Sheet silicates with high rigid behaviour are frequently used as a reinforcing phase to improve mechanical properties of polymers. The layered mineral may promote nucleation sites for the crystallization of molecular chains of the polymer during the sintering process or not, e.g., [255,256,257,258] among other papers.

Good dispersibility and high orientation of smectite platelets result in higher performances in composite compared with non-composite polymers, e.g., the case of saponite-cellulose films [255].

From what has been said, the XRD research on polymer-composites focuses on the structure and microstructure of the polymer. XRD microstructural parameters of the sheet silicates are considered in the paper [259], where it was noted that the studied properties were the result of dispersion effects with marginal effects of XRD crystallite sizes of polymer and sheet silicates (in the considered case of 110 reflection of polyhetylene and 001 reflection of montmorillonite).

4.8. Carriers of Active Agents

Sheet silicates and clay minerals, particularly smectites, are frequently used as carriers to accommodate and stabilize active agents for catalysts or other uses. Delamination and the construction of pillars in the interlayer space are solutions to increase mesoporosity and surface area of smectites and natural and synthetic smectites have been investigated as catalyst supports for different reactions.

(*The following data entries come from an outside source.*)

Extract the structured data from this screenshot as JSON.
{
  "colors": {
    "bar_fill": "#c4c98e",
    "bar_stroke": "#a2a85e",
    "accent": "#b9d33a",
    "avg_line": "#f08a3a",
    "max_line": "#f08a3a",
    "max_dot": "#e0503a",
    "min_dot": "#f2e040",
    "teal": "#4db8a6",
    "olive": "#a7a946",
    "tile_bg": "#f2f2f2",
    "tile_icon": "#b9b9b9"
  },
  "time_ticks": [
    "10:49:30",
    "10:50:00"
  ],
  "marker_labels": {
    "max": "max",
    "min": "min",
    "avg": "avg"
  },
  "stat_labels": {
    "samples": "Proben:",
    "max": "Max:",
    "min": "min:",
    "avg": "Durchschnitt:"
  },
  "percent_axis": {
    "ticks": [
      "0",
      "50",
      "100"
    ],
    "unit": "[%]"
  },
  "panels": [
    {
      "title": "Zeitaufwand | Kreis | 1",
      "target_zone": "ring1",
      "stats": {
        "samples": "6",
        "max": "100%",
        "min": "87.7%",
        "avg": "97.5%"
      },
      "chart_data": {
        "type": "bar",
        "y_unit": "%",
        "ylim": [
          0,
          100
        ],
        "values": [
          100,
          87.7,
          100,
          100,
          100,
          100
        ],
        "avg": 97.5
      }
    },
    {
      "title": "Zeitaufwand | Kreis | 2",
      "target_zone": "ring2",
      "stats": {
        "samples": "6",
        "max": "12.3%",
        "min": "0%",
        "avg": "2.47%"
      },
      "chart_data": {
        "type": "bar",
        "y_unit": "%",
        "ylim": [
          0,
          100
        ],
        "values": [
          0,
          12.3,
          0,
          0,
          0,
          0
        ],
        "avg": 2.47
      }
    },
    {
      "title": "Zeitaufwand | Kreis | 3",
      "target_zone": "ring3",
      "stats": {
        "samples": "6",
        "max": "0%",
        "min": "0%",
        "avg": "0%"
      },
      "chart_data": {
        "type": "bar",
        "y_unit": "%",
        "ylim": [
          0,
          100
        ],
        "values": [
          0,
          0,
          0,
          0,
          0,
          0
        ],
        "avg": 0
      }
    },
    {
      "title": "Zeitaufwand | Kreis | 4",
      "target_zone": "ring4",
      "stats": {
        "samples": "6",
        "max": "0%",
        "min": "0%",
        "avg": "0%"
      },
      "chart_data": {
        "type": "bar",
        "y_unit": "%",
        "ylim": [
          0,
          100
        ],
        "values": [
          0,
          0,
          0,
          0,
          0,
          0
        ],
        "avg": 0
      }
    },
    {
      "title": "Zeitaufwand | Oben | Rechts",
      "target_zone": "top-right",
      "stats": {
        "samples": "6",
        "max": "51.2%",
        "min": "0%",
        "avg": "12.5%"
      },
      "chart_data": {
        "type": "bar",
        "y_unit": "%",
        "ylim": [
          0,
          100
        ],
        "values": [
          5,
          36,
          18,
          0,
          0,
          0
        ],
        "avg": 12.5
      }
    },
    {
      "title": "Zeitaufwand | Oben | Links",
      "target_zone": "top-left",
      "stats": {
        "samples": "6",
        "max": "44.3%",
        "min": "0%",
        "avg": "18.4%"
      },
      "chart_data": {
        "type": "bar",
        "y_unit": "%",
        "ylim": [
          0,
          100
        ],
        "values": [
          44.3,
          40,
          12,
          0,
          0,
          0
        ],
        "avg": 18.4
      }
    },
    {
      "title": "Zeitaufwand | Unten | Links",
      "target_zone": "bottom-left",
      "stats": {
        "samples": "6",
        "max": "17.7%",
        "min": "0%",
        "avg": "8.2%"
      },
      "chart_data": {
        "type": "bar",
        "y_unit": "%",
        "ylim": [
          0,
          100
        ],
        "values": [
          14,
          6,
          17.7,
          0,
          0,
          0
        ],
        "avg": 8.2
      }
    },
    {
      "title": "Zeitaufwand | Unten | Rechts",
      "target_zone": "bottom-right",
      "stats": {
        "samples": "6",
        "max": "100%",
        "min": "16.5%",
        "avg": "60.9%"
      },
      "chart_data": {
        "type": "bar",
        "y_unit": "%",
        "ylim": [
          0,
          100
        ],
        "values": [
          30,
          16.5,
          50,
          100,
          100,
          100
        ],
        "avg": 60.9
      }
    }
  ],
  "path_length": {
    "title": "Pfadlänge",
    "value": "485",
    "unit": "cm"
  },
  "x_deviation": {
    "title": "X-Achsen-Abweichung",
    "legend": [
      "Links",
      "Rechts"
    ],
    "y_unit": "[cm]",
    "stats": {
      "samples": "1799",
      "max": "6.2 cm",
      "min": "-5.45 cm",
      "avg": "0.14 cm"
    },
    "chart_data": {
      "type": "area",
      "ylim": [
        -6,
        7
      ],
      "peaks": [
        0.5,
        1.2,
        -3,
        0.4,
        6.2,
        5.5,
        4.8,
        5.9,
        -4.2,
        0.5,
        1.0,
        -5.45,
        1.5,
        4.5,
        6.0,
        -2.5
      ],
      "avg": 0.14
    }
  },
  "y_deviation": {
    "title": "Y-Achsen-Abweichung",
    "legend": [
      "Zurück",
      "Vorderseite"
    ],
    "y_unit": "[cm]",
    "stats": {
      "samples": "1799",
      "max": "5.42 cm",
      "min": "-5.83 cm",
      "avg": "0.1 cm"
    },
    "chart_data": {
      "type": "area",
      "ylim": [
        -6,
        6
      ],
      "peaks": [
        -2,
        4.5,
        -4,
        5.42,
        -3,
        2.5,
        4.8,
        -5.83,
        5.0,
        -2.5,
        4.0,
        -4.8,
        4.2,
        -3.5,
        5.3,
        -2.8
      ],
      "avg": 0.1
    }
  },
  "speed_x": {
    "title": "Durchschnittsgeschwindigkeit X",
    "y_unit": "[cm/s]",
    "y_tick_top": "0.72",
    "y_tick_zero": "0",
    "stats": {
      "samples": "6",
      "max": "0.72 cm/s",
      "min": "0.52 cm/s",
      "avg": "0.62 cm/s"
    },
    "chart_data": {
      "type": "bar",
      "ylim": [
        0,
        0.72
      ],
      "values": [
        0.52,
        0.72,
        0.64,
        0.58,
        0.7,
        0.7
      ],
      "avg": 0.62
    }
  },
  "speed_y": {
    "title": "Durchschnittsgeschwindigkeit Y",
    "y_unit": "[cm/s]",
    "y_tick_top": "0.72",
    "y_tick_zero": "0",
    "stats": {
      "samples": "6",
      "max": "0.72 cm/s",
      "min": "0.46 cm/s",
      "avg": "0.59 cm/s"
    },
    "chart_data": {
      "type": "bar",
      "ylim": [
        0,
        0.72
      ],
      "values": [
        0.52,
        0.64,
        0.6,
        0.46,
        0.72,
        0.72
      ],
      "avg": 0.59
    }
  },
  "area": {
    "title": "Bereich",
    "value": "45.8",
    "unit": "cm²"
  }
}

Pillared clay minerals are widely used in catalysis, mainly for petroleum cracking as well as for applications in environmental protection, molecular sieves, selective adsorbent, thermal insulators and electrochemical and optical devices, as shown in a general review [260].

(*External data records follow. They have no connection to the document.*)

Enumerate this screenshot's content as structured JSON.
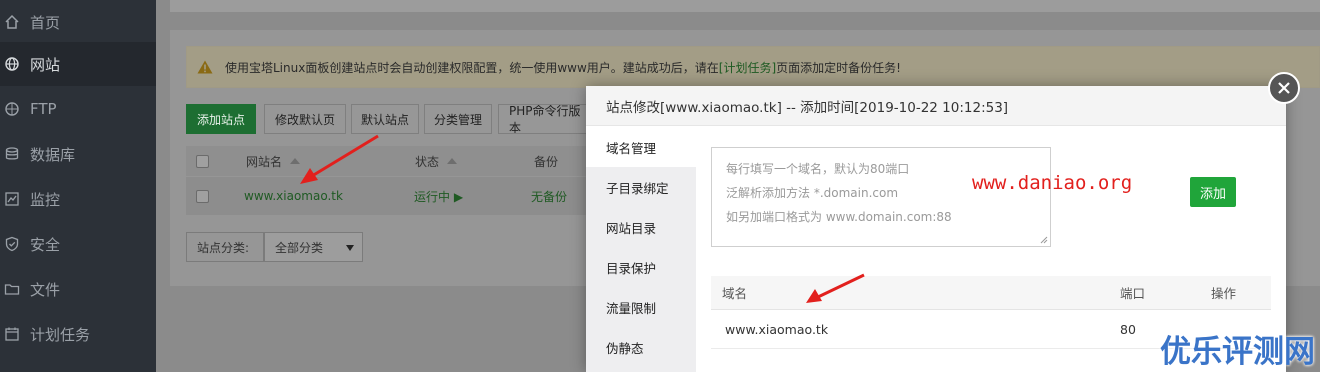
{
  "sidebar": {
    "items": [
      {
        "label": "首页",
        "icon": "home-icon"
      },
      {
        "label": "网站",
        "icon": "globe-icon"
      },
      {
        "label": "FTP",
        "icon": "ftp-icon"
      },
      {
        "label": "数据库",
        "icon": "database-icon"
      },
      {
        "label": "监控",
        "icon": "monitor-icon"
      },
      {
        "label": "安全",
        "icon": "shield-icon"
      },
      {
        "label": "文件",
        "icon": "folder-icon"
      },
      {
        "label": "计划任务",
        "icon": "calendar-icon"
      }
    ],
    "active_index": 1
  },
  "alert": {
    "text_before": "使用宝塔Linux面板创建站点时会自动创建权限配置，统一使用www用户。建站成功后，请在",
    "link": "[计划任务]",
    "text_after": "页面添加定时备份任务!"
  },
  "toolbar": {
    "add_site": "添加站点",
    "edit_default_page": "修改默认页",
    "default_site": "默认站点",
    "category_manage": "分类管理",
    "php_cli": "PHP命令行版本"
  },
  "site_table": {
    "headers": {
      "name": "网站名",
      "status": "状态",
      "backup": "备份"
    },
    "rows": [
      {
        "name": "www.xiaomao.tk",
        "status": "运行中 ▶",
        "backup": "无备份"
      }
    ]
  },
  "filter": {
    "label": "站点分类:",
    "selected": "全部分类"
  },
  "modal": {
    "title": "站点修改[www.xiaomao.tk] -- 添加时间[2019-10-22 10:12:53]",
    "tabs": [
      "域名管理",
      "子目录绑定",
      "网站目录",
      "目录保护",
      "流量限制",
      "伪静态"
    ],
    "active_tab": 0,
    "domain_placeholder_lines": [
      "每行填写一个域名，默认为80端口",
      "泛解析添加方法 *.domain.com",
      "如另加端口格式为 www.domain.com:88"
    ],
    "add_button": "添加",
    "domain_table": {
      "headers": {
        "domain": "域名",
        "port": "端口",
        "action": "操作"
      },
      "rows": [
        {
          "domain": "www.xiaomao.tk",
          "port": "80"
        }
      ]
    }
  },
  "watermarks": {
    "url": "www.daniao.org",
    "brand": "优乐评测网"
  },
  "colors": {
    "accent_green": "#20a53a",
    "annotation_red": "#e2201d",
    "brand_blue": "#3a74c8"
  }
}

Several examples were provided in a paper [261] showing the use of crystallite sizes to compare delamination, and the best catalytic activity was found to be related to the most optimal copper oxide dispersion on the high surface area of delaminated saponite and to the lower support acidity.

5. Concluding Remarks

Powder X-ray diffraction microstructural analysis has been particularly useful in the study of clay minerals due to its typically small particle size, and also in other non-clay phyllosilicates in the study of comminution.

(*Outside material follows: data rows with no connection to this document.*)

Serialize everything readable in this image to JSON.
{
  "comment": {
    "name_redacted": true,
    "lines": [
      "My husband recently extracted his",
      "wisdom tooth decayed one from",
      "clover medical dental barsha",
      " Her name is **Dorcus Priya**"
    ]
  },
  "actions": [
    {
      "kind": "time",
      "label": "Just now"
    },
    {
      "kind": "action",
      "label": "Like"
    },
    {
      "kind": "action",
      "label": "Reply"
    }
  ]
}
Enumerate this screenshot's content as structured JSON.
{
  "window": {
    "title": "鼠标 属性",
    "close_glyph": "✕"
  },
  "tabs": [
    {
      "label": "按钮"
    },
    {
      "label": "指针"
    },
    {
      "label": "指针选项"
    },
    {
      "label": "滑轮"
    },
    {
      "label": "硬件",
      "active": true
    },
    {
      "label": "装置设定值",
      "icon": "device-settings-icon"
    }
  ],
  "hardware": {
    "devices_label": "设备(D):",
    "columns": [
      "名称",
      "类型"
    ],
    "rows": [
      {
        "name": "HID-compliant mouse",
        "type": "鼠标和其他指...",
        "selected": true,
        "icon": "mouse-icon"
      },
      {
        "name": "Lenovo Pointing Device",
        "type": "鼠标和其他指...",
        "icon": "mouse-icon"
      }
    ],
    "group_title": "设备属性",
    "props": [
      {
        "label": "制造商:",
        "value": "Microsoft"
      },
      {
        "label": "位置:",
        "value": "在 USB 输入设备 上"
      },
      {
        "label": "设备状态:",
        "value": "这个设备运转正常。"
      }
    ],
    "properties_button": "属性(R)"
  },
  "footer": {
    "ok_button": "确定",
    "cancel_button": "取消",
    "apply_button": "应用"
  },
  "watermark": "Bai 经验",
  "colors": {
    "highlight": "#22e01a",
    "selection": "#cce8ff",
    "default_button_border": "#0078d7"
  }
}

Many of the cited works pay attention to the comparison between XRD crystallite size and sizes obtained via different techniques, among which the one with the best correspondence must be that of measurements via HRTEM. This technique allows a direct measurement of the number of layers that determine the size of a crystallite of the studied mineral, and with increased number of measured crystallites it has better reliability with respect to the obtained statistic value.

The use of FWHM values of 00l lines, particularly in the case of illite, has been enormous because of its abundance in the lithosphere, and this started, as mentioned above, in its initial use in oil research. Soil science and weathering studies are possible fields for growth in terms of the use of these parameters, and of other XRD microstructural characteristics.

Some examples have been cited concerning the use of crystallite size distributions related to growth mechanisms, which can be applied to research of synthesis experiments as well as to mechanical and thermal evolution of the microstructure of raw materials and products in industrial processing.

Improvements of properties linked to greater adsorption, to increased ability to transport active agents or to more dispersion thereof can be associated with variations in average crystallite size or with crystallite size distribution of platelets, or related shapes, or tubular-shaped submicronic particles typical of different sheet silicates and clay minerals used as fillers or in formulated composites. Thus, increases in XRD microstructural research of sheet silicates and clay minerals can be expected in these fields of applications.